Unlike today, we played outdoors much of the time.  Since we were a large family with six children, and my parents were creative, other neighbor children were attracted to our yard.  We weren’t allowed to cross the street without permission, and usually stayed near home, except when roller skating (the kind that attaches to your shoe).  My dad built us a playhouse and our own wooden appliances.  We eventually had a really cool tree house where we could even sleep out in at night and left the back door open to go in to the bathroom or if the weather changed (but it even had a roof).  We had sandboxes, tire swing, and made our own games like leaf houses, or snow ball fights, played jump rope and jacks at school and home.  When inside we played with our Barbie’s and blocks, and had a just a few board games like Chutes and Ladders, Checkers and Chess and card games.  We entertained ourselves and got plenty of fresh air.  Sometimes we played hide n’ seek or other group games with others.  Our parents were creative and encouraged that in our play, so we often made things out of boxes, and scraps.  There were no Nintendo’s, video games, iPods, iTunes, the internet, and I only remember a single bicycle we shared.
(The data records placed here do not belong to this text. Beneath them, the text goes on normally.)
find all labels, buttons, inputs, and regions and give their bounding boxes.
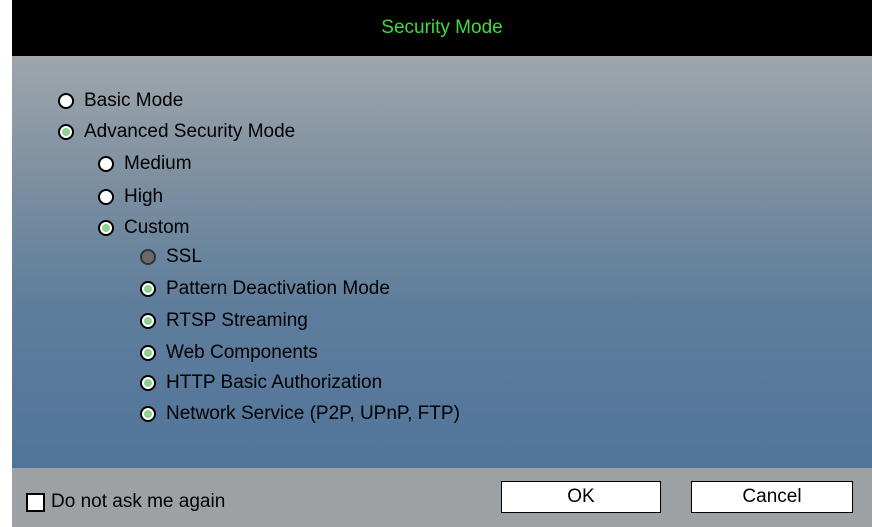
radio-unchecked-icon [58, 93, 74, 109]
medium-radio[interactable]: Medium [98, 153, 192, 175]
radio-checked-icon [98, 220, 114, 236]
basic-mode-radio[interactable]: Basic Mode [58, 90, 183, 112]
custom-label: Custom [124, 217, 190, 238]
http-basic-authorization-radio[interactable]: HTTP Basic Authorization [140, 372, 382, 394]
ok-button[interactable]: OK [501, 481, 661, 513]
security-mode-dialog: Security Mode Basic Mode Advanced Securi… [12, 0, 872, 527]
medium-label: Medium [124, 153, 192, 174]
cancel-button[interactable]: Cancel [691, 481, 853, 513]
advanced-security-mode-label: Advanced Security Mode [84, 121, 296, 142]
radio-checked-icon [140, 313, 156, 329]
rtsp-streaming-label: RTSP Streaming [166, 310, 308, 331]
do-not-ask-checkbox[interactable]: Do not ask me again [26, 491, 225, 513]
ssl-label: SSL [166, 246, 202, 267]
do-not-ask-label: Do not ask me again [51, 491, 226, 512]
rtsp-streaming-radio[interactable]: RTSP Streaming [140, 310, 308, 332]
network-service-label: Network Service (P2P, UPnP, FTP) [166, 403, 460, 424]
radio-unchecked-icon [98, 156, 114, 172]
options-panel: Basic Mode Advanced Security Mode Medium… [12, 56, 872, 468]
radio-unchecked-icon [98, 189, 114, 205]
radio-checked-icon [140, 406, 156, 422]
advanced-security-mode-radio[interactable]: Advanced Security Mode [58, 121, 295, 143]
web-components-label: Web Components [166, 342, 318, 363]
high-label: High [124, 186, 164, 207]
web-components-radio[interactable]: Web Components [140, 342, 318, 364]
checkbox-unchecked-icon [26, 492, 45, 512]
dialog-footer: Do not ask me again OK Cancel [12, 468, 872, 527]
basic-mode-label: Basic Mode [84, 90, 184, 111]
network-service-radio[interactable]: Network Service (P2P, UPnP, FTP) [140, 403, 460, 425]
high-radio[interactable]: High [98, 186, 163, 208]
radio-checked-icon [140, 281, 156, 297]
pattern-deactivation-mode-label: Pattern Deactivation Mode [166, 278, 390, 299]
dialog-title: Security Mode [381, 17, 503, 38]
pattern-deactivation-mode-radio[interactable]: Pattern Deactivation Mode [140, 278, 390, 300]
http-basic-authorization-label: HTTP Basic Authorization [166, 372, 383, 393]
radio-disabled-icon [140, 249, 156, 265]
dialog-titlebar: Security Mode [12, 0, 872, 56]
radio-checked-icon [140, 345, 156, 361]
radio-checked-icon [58, 124, 74, 140]
radio-checked-icon [140, 375, 156, 391]
custom-radio[interactable]: Custom [98, 217, 189, 239]
ssl-radio: SSL [140, 246, 202, 268]
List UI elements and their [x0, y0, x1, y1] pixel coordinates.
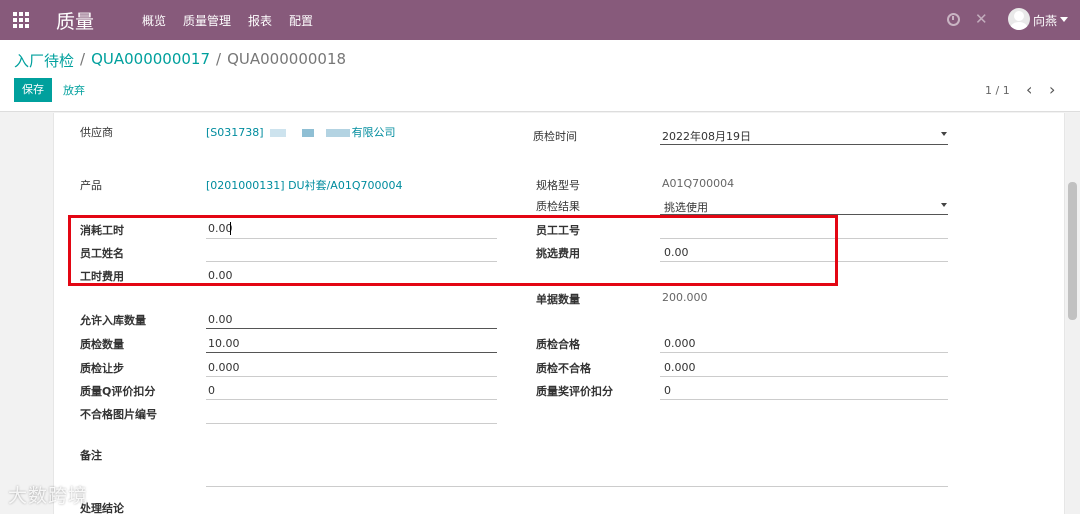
field-underline	[660, 376, 948, 377]
user-name[interactable]: 向燕	[1033, 12, 1057, 29]
breadcrumb-separator: /	[216, 50, 222, 68]
reward-deduct-label: 质量奖评价扣分	[536, 385, 613, 398]
top-navbar: 质量 概览 质量管理 报表 配置 ✕ 向燕	[0, 0, 1080, 40]
redacted-text	[269, 129, 350, 137]
debug-icon[interactable]: ✕	[975, 10, 988, 28]
field-underline	[660, 399, 948, 400]
form-sheet	[53, 113, 1065, 514]
field-underline	[660, 352, 948, 353]
chevron-down-icon[interactable]	[941, 132, 947, 136]
concession-label: 质检让步	[80, 362, 124, 375]
supplier-link[interactable]: [S031738] 有限公司	[206, 124, 396, 140]
breadcrumb-separator: /	[80, 50, 86, 68]
supplier-label: 供应商	[80, 126, 113, 139]
app-title: 质量	[56, 11, 95, 33]
check-time-field[interactable]: 2022年08月19日	[662, 128, 751, 144]
supplier-code: [S031738]	[206, 126, 264, 139]
field-underline	[660, 144, 948, 145]
field-underline	[206, 399, 497, 400]
result-label: 质检结果	[536, 200, 580, 213]
breadcrumb: 入厂待检 / QUA000000017 / QUA000000018	[14, 50, 346, 71]
chevron-down-icon[interactable]	[941, 203, 947, 207]
q-deduct-label: 质量Q评价扣分	[80, 385, 156, 398]
user-menu-caret-icon[interactable]	[1060, 17, 1068, 22]
menu-item-configuration[interactable]: 配置	[289, 12, 313, 29]
chevron-right-icon[interactable]: ›	[1049, 80, 1055, 99]
control-panel: 入厂待检 / QUA000000017 / QUA000000018 保存 放弃…	[0, 40, 1080, 112]
supplier-suffix: 有限公司	[351, 126, 396, 139]
q-deduct-input[interactable]: 0	[208, 384, 215, 397]
save-button[interactable]: 保存	[14, 78, 52, 102]
breadcrumb-current: QUA000000018	[227, 50, 347, 68]
reward-deduct-input[interactable]: 0	[664, 384, 671, 397]
note-label: 备注	[80, 449, 102, 462]
scrollbar-thumb[interactable]	[1068, 182, 1077, 320]
menu-item-reports[interactable]: 报表	[248, 12, 272, 29]
apps-grid-icon[interactable]	[13, 12, 29, 28]
chevron-left-icon[interactable]: ‹	[1026, 80, 1032, 99]
pager-value[interactable]: 1 / 1	[985, 84, 1010, 97]
product-label: 产品	[80, 179, 102, 192]
doc-qty-label: 单据数量	[536, 293, 580, 306]
pass-input[interactable]: 0.000	[664, 337, 696, 350]
check-qty-label: 质检数量	[80, 338, 124, 351]
field-underline	[206, 352, 497, 353]
result-select[interactable]: 挑选使用	[664, 199, 708, 215]
pass-label: 质检合格	[536, 338, 580, 351]
doc-qty-value: 200.000	[662, 291, 708, 304]
discard-button[interactable]: 放弃	[63, 82, 85, 98]
clock-icon[interactable]	[947, 13, 960, 26]
field-underline	[206, 423, 497, 424]
watermark-text: 大数跨境	[8, 485, 89, 507]
avatar[interactable]	[1008, 8, 1030, 30]
check-time-label: 质检时间	[533, 130, 577, 143]
allowed-in-label: 允许入库数量	[80, 314, 146, 327]
concession-input[interactable]: 0.000	[208, 361, 240, 374]
breadcrumb-parent[interactable]: QUA000000017	[91, 50, 210, 71]
defect-img-label: 不合格图片编号	[80, 408, 157, 421]
menu-item-quality-management[interactable]: 质量管理	[183, 12, 231, 29]
field-underline	[206, 328, 497, 329]
allowed-in-input[interactable]: 0.00	[208, 313, 233, 326]
field-underline	[206, 376, 497, 377]
main-menu: 概览 质量管理 报表 配置	[142, 12, 313, 29]
highlight-box	[68, 215, 838, 286]
fail-label: 质检不合格	[536, 362, 591, 375]
menu-item-overview[interactable]: 概览	[142, 12, 166, 29]
breadcrumb-root[interactable]: 入厂待检	[14, 50, 74, 71]
product-link[interactable]: [0201000131] DU衬套/A01Q700004	[206, 177, 402, 193]
fail-input[interactable]: 0.000	[664, 361, 696, 374]
note-textarea-underline[interactable]	[206, 486, 948, 487]
spec-label: 规格型号	[536, 179, 580, 192]
check-qty-input[interactable]: 10.00	[208, 337, 240, 350]
spec-value: A01Q700004	[662, 177, 735, 190]
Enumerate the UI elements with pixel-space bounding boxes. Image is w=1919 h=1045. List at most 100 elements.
Most of my friends were in the same socio-economic group as myself, even if they were another race. A few whose parents had better jobs or smaller families were doing a bit better than us.  Never have I seen any slums in Denver like in other states, although many people struggled and minorities were relegated to the east side of town.  We never felt poor, even though at times my father would lose his job and our church friends would bring us casseroles.  Much of our furniture was given to my dad as payment for jobs he did. About the only new things were the television and stereo.  Being the eldest, I got hand-me-downs from other people to wear.  We were lucky enough to have tennis shoes, often a pair of church shoes and school shoes.  We only shopped for shoes about once a year when school rolled began, or when we had outgrown them (unless we got some from someone else). I was excited by junior high to have a couple of pairs of shoes in differing colors.  I began babysitting to earn money for my own clothes, records and spending money, and then took on other jobs in high school.  I paid for my own year book and pep club outfit, and probably my class ring.  With six kids, both parents worked to pay for our home and food.  Vacations were mostly in the car on road trips to Michigan or the mountains.  Back then you just didn’t hear of families going to Hawaii, Europe or many distant places. I didn’t see either ocean until my late 30’s.
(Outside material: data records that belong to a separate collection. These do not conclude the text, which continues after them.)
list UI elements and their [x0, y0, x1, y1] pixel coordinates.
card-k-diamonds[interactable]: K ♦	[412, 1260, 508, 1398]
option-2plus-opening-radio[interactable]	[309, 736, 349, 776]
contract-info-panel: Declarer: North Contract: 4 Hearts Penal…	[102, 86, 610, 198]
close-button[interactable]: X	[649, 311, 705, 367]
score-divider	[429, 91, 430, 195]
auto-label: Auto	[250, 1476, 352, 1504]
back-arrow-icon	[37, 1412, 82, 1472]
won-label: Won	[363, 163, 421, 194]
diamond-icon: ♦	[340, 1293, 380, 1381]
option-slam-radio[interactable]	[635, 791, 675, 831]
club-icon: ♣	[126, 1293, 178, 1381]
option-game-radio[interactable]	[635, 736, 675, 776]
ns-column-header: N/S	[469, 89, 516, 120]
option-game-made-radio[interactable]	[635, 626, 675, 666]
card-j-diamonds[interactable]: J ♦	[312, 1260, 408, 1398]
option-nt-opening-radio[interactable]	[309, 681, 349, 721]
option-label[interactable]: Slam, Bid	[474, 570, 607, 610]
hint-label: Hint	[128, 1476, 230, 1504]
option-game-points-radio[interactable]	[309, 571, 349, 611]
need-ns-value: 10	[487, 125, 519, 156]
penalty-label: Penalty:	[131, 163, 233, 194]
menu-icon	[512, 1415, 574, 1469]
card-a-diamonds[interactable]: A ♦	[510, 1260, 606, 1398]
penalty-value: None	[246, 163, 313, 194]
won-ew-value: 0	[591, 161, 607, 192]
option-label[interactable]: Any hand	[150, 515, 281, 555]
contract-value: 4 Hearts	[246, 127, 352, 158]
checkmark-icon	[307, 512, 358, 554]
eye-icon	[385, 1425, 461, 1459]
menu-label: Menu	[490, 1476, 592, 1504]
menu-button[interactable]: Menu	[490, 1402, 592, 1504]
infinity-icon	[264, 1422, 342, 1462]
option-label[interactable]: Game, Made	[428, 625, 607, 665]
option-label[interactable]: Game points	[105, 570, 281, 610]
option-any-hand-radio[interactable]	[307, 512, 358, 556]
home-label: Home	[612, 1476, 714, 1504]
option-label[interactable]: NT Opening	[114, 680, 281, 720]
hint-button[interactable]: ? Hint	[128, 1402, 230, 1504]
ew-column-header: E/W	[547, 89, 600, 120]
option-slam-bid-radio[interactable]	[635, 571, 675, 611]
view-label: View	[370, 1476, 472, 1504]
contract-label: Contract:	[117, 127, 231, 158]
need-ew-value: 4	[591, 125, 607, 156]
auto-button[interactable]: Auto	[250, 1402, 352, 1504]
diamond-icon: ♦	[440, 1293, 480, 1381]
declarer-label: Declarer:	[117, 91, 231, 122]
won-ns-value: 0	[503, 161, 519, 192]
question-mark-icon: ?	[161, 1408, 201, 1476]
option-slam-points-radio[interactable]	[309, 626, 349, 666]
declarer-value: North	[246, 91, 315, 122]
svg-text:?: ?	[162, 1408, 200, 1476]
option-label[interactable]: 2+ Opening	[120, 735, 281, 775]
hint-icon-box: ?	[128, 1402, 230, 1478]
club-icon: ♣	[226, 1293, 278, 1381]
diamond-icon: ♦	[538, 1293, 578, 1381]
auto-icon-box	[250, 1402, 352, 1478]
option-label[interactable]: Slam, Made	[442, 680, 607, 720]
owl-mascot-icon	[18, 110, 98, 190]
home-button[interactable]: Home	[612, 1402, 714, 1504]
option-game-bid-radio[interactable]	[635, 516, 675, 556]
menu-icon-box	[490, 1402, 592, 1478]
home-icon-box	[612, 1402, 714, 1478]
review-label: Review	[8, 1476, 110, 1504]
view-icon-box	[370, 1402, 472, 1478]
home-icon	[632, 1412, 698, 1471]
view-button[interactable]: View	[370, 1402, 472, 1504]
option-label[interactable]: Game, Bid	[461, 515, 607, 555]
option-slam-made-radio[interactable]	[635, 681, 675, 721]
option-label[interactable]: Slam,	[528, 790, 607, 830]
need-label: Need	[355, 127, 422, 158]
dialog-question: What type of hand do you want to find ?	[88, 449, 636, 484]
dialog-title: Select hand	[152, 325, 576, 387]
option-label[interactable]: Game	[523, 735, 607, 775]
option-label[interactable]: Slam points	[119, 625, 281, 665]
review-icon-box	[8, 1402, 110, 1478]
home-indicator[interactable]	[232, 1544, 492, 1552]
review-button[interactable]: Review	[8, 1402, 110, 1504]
For the most part, my childhood was pretty good. It wasn’t perfect by any means. My parent’s marriage was rocky, leading to divorce the year I graduated high school.  Even though we didn’t have a lot of money, we had many good times, we learned values to care for one another and others, we entertained many people (even from other parts of the world) and we learned many creative pursuits.  I began my entrepreneurial talents at a young age selling hand made pot holders door to door.  And I know many kids had it much tougher than we did and some had it much better.

But when I refer to the good old days, I mean we didn’t live in fear of walking to school, or even being at school.  We respected our elders and I would have died to be sent to the Principal’s office. We had clean air, and healthier food choices. We got more exercise walking to school and playing outdoors. Of course, you had to be careful; there were still some creepy people around. 
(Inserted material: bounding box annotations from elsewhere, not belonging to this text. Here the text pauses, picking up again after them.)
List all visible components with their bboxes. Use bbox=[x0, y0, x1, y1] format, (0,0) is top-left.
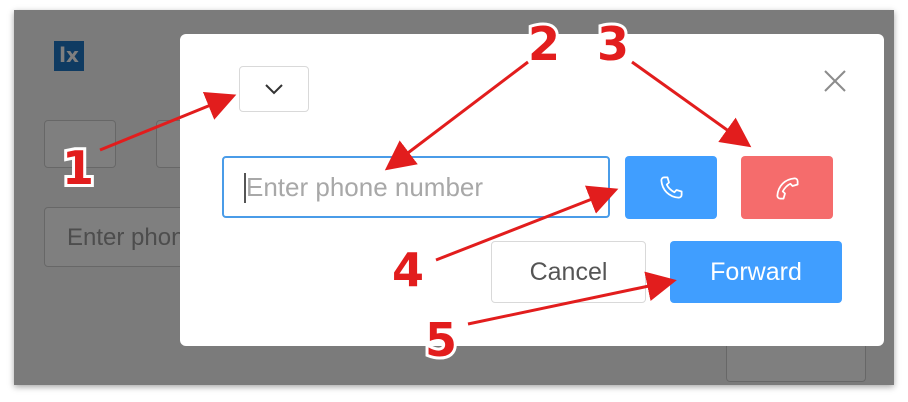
phone-icon bbox=[660, 176, 683, 199]
hangup-button[interactable] bbox=[741, 156, 833, 219]
number-type-dropdown[interactable] bbox=[239, 66, 309, 112]
call-button[interactable] bbox=[625, 156, 717, 219]
close-icon bbox=[824, 70, 846, 92]
cancel-button[interactable]: Cancel bbox=[491, 241, 646, 303]
chevron-down-icon bbox=[265, 84, 283, 95]
forward-button[interactable]: Forward bbox=[670, 241, 842, 303]
text-cursor bbox=[244, 173, 246, 203]
phone-number-input[interactable] bbox=[222, 156, 610, 218]
app-window: lx Enter phone number bbox=[14, 10, 894, 385]
close-button[interactable] bbox=[820, 66, 850, 96]
forward-call-dialog: Cancel Forward bbox=[180, 34, 884, 346]
phone-hangup-icon bbox=[776, 176, 799, 199]
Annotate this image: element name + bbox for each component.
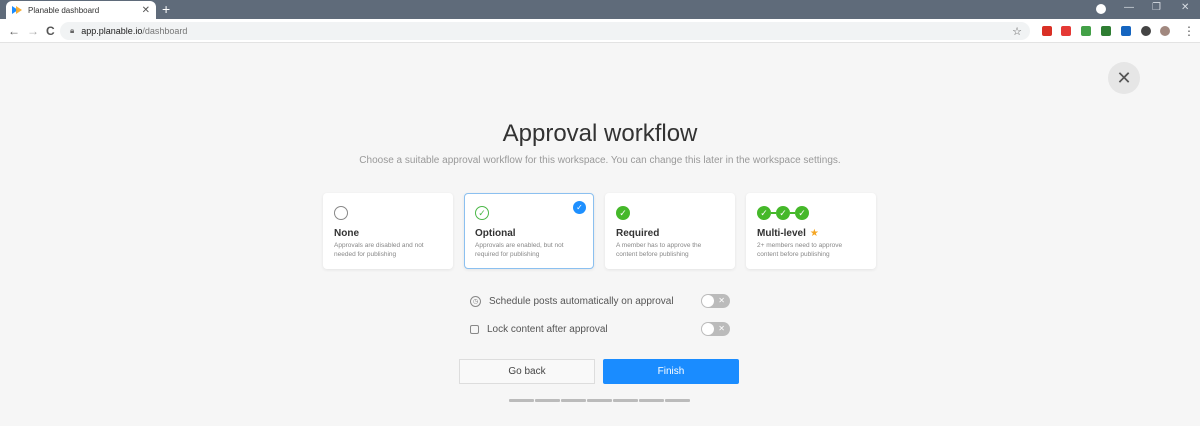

Maybe its easier to be happy when you are not bombarded by the 24/7 news cycle and information coming at you all the time. Also, it was less complex when we didn’t have so many choices in the aisles, on television or on the internet. We got by fine with stores being closed on Sundays, and without cell telephones (many were lucky to have a land line), and my dad finally had a good union job where we had health care. We actually ate meals together and had conversations with one another. You knew your neighbors on the entire block, felt safe trick-or-treating, and looked out for one another. Perhaps these days will be the good old days for our children…can you imagine that?